David Glasser is a Professor of Chemical Engineering and co-director of the Material and Process Synthesis (Ma PS) research unit at the University of South Africa (UNISA). He was Head of Department of Chemical Engineering, and Dean of the Faculty of Engineering at University of the Witwatersrand, and is one of the co-founders of AR theory. He holds a B.Sc. in chemical engineering from University of Cape Town, and a Ph.D. in chemical engineering from Imperial College.

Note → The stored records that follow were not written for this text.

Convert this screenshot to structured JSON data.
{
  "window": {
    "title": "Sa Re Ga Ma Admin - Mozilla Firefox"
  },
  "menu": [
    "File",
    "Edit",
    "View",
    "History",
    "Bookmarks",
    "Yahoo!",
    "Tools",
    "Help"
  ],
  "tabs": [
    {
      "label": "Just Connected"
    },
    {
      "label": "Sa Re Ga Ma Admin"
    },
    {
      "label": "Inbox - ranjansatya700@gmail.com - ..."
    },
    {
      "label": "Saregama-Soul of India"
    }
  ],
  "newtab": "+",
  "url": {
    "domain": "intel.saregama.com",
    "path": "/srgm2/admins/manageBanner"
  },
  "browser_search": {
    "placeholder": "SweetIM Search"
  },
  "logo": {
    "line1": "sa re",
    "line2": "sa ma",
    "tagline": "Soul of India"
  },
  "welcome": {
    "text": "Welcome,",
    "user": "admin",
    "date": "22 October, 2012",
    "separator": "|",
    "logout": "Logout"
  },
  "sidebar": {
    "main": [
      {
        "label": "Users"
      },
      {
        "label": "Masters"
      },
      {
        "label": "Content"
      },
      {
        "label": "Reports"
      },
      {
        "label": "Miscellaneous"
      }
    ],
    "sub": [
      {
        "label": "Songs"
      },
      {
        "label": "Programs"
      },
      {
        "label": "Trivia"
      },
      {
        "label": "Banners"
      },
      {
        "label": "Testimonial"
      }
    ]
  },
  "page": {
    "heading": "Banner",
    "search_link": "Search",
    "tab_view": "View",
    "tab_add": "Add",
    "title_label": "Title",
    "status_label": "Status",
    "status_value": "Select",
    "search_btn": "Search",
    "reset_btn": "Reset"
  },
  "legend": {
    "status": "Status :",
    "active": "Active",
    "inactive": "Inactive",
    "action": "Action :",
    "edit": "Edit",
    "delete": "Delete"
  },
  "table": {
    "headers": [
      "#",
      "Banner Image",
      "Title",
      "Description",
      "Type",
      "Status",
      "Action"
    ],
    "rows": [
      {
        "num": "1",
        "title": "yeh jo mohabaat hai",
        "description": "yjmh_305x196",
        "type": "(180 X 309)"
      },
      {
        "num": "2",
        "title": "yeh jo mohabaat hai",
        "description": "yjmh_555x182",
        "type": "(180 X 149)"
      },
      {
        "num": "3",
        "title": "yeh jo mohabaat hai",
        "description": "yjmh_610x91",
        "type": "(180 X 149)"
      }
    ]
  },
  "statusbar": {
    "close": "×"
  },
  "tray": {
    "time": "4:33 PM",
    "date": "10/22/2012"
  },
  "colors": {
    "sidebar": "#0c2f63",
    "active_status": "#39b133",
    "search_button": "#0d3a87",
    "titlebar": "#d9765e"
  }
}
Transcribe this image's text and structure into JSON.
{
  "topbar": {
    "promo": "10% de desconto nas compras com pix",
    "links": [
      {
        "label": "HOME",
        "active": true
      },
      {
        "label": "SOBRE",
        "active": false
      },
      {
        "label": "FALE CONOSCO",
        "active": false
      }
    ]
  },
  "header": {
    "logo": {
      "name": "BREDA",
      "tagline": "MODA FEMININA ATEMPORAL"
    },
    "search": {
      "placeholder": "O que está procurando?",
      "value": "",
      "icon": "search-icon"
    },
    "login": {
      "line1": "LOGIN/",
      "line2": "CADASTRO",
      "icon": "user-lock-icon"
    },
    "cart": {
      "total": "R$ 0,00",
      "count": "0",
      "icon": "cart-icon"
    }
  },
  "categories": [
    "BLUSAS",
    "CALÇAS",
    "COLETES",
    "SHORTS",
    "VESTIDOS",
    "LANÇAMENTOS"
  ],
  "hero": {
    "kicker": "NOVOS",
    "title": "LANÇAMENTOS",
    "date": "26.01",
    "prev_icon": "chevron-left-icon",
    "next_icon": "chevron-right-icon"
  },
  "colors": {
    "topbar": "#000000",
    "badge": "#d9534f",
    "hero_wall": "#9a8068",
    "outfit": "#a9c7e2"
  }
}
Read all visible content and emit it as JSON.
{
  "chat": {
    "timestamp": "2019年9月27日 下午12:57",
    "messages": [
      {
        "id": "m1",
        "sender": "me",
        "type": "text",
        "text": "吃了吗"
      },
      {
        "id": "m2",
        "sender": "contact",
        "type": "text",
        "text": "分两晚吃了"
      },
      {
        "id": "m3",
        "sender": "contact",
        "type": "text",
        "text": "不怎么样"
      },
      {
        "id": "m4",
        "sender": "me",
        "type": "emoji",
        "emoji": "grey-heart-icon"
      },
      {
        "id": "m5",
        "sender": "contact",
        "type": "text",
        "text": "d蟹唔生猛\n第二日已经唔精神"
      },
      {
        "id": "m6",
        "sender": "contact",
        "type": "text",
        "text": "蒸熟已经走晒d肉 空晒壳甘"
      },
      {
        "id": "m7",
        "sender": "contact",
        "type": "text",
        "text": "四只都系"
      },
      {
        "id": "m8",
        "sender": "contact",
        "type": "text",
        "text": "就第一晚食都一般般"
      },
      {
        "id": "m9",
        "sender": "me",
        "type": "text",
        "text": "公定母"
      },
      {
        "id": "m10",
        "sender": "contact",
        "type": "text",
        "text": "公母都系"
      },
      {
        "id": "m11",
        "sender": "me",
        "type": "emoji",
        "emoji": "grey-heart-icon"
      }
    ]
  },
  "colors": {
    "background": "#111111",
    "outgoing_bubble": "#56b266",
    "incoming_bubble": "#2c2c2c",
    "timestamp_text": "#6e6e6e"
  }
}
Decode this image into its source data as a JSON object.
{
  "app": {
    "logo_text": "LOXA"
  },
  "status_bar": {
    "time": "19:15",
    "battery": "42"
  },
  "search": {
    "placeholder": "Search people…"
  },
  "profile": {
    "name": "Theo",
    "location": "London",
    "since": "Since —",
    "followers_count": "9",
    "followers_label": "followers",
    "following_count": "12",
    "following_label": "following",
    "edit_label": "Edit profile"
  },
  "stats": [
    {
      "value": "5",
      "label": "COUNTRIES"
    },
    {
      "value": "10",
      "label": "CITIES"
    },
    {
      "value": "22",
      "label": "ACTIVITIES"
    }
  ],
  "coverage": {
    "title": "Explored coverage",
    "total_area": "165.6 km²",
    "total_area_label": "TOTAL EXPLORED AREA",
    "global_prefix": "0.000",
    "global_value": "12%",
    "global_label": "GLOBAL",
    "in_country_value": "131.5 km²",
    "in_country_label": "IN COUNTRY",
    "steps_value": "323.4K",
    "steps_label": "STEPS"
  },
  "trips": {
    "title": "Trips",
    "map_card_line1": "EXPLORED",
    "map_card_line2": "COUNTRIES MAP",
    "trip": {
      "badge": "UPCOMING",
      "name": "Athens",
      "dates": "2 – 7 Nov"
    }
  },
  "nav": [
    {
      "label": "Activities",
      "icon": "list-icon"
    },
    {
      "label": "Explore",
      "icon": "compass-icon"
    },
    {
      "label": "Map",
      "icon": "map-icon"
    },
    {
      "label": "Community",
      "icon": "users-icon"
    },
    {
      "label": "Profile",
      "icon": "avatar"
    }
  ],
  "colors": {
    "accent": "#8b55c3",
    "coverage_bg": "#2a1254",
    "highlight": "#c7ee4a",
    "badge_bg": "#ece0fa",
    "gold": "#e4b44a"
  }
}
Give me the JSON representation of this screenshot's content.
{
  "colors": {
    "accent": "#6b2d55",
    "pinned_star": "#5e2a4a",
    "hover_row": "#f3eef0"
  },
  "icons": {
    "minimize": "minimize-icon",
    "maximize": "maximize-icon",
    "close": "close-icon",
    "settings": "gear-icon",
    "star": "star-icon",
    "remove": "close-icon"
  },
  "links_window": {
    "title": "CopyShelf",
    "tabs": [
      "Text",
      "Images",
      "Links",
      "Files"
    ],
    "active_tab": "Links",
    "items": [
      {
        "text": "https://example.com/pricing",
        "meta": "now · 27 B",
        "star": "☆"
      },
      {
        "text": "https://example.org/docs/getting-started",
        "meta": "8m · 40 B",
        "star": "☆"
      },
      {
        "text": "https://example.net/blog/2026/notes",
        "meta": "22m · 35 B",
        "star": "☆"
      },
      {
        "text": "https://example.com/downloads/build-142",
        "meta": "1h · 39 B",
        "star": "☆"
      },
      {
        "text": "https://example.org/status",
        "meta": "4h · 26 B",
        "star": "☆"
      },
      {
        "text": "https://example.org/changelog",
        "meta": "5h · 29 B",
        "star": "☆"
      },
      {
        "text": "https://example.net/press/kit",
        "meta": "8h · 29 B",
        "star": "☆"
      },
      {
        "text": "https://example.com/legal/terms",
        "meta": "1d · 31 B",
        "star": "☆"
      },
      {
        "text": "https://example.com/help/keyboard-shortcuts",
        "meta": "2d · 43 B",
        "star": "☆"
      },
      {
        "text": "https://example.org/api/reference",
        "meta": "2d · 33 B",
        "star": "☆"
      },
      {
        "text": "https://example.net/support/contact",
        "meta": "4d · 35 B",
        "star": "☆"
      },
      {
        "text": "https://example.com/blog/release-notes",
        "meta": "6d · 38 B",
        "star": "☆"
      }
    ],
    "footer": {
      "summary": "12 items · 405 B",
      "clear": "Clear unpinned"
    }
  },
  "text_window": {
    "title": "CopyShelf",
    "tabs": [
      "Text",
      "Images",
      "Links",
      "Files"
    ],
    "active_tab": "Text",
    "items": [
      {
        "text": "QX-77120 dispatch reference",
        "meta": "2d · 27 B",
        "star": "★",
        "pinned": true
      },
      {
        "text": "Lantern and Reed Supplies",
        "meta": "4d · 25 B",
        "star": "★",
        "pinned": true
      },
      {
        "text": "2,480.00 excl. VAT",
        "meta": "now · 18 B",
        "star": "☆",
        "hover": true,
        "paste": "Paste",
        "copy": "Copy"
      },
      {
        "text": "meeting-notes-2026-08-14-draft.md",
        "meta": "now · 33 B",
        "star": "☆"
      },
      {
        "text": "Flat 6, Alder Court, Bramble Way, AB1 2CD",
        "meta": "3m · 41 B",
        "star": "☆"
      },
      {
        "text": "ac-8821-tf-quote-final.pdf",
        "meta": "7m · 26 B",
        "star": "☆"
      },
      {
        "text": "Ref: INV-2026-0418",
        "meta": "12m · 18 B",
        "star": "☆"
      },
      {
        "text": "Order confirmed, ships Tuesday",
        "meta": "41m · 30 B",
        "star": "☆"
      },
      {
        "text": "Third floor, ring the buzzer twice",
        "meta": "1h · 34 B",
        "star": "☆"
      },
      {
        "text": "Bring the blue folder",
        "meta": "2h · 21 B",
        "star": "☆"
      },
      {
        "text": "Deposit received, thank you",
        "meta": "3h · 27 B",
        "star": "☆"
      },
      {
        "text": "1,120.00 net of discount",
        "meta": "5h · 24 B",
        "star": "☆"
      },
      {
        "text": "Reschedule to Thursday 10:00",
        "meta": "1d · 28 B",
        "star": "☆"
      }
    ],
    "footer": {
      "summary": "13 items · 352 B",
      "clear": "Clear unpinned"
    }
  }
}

Diane Hildebrandt is a Professor of Chemical Engineering and co-Director of the Ma PS research unit at UNISA. She was the first woman in South Africa to be appointed a full professor of Chemical Engineering when she was the Unilever Professor of Reaction Engineering at the University of the Witwatersrand, and is also a co-developer of AR theory. She holds a B.Sc., M.Sc. and Ph.D. in chemical engineering from University of the Witwatersrand. Her research area is the reduction of CO2 emissions through the design of energy efficient processes.
Benjamin Glasser is a Professor of Chemical and Biochemical Engineering at Rutgers University, New Jersey, USA. He holds a B.Sc. and M.Sc. in chemical engineering from University of the Witwatersrand, and a Ph.D. in chemical engineering from Princeton University. His research interests include heat and mass transfer, multiphase reactors and particle technology applied to chemical and pharmaceutical manufacturing.
Matthew Metzger is a Senior Scientist at Merck & Co., Inc. He has co-authored over 14 publications, holds a B.S. in chemical engineering from Lafayette University, and a Ph.D. in chemical engineering from Rutgers University.